Trends in Modern Data Stack
Data integration
The number of areas where data is being used is increasing every year, and the number of SaaS that companies are dealing with is growing. In the past, companies developed their own REST APIs to extract data from various SaaS and put it into a DWH, but with the advent of services such as Fivetran and OSS such as Airbyte and Meltano, the need to develop data integration in-house is becoming less and less necessary. Many companies are opting for managed services that simply sync data to the DWH rather than developing it in-house.
ELT
With recent improvements in cloud DWH scalability, distributed systems technology, and query engines, it has become reasonable to perform transformations on the DWH, and ELT is becoming a common approach.
dbt
Anyone who knows SQL SELECT
statements can develop a data mart with dbt. dbt has the following main features and functions
- Development can be done using only SQL SELECT statements.
- Automatic generation of schema and dependency documentation
- Automatic testing for NULLs, referential integrity, etc.
- Modularization of processing with Jinja
- Data Lineage
- Software development methods such as Git and CI/CD can be used
Reverse ETL
Reverse ETL is the process or technology of integrating from DWH to SaaS. As companies began to utilize DWH and SaaS, their data pipelines became more complex and the cost of researching and implementing various SaaS APIs to synchronize data from DWH to third-party SaaS tools became significant. Against this backdrop, Reverse ETL products have emerged, eliminating the need to write your own scripts to integrate from DWH to SaaS.

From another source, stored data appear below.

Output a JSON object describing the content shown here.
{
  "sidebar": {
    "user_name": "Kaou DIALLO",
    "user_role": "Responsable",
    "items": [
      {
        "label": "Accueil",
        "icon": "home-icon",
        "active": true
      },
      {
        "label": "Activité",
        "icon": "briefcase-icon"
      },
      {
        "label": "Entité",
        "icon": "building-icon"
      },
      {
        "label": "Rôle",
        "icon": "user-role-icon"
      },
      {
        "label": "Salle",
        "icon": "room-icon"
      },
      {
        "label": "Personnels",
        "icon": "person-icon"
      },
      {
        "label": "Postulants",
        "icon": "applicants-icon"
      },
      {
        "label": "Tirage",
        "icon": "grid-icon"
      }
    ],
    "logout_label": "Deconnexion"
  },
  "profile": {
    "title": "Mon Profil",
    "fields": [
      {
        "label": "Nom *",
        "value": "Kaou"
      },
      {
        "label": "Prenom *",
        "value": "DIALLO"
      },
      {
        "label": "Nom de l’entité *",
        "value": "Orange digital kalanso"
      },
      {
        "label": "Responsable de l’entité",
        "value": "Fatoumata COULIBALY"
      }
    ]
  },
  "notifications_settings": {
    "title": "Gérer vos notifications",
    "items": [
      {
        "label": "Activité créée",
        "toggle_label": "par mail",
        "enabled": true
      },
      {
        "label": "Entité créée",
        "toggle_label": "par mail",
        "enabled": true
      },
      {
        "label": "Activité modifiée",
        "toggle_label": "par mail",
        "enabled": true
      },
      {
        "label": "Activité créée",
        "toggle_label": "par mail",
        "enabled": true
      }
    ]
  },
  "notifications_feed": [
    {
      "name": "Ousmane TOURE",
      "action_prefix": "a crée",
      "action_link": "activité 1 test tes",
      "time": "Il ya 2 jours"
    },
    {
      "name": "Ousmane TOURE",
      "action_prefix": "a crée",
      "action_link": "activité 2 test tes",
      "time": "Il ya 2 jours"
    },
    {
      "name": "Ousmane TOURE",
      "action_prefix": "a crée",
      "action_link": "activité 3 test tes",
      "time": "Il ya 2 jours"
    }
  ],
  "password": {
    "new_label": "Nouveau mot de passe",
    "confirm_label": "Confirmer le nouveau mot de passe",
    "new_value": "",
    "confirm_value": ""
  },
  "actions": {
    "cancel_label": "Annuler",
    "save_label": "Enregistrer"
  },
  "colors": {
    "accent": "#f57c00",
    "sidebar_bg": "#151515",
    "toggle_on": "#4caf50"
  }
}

The following Reverse ETL products are currently available.
- Census
- Hightouch
- Grouparoo
- Polytomic
- Rudderstack
- Seekwell
- Workato
Data management with templated SQL and YAML
Templated SQL and YAML are becoming the way to manage the "T" in ELT. SQL is a mature interface that is easy to learn and declarative. Combine this with a templating language such as Jinja and it can be parameterized and made more dynamic. It can also be code managed and CI/CD can be applied.
Data mesh
As organizations expand, centralized data management becomes problematic and the concept of "data mesh," a decentralized data governance, is raised.
Data Lakehouse
While DWH is for structured data sets and data lakes are for unstructured and semi-structured data, a "data lakehouse" has recently emerged that integrates the data lake with the DWH so that the functions, schemas, and metadata of the DWH can be leveraged in the data lake. Behind the emergence of data lake houses are various issues that have emerged with the full-fledged use of AI, such as "data silos" caused by the dispersion of data storage locations due to different data formats, etc., and "process silos" caused by different tools for each business, such as data engineering, data science, and BI. The use of AI has brought with it a variety of issues.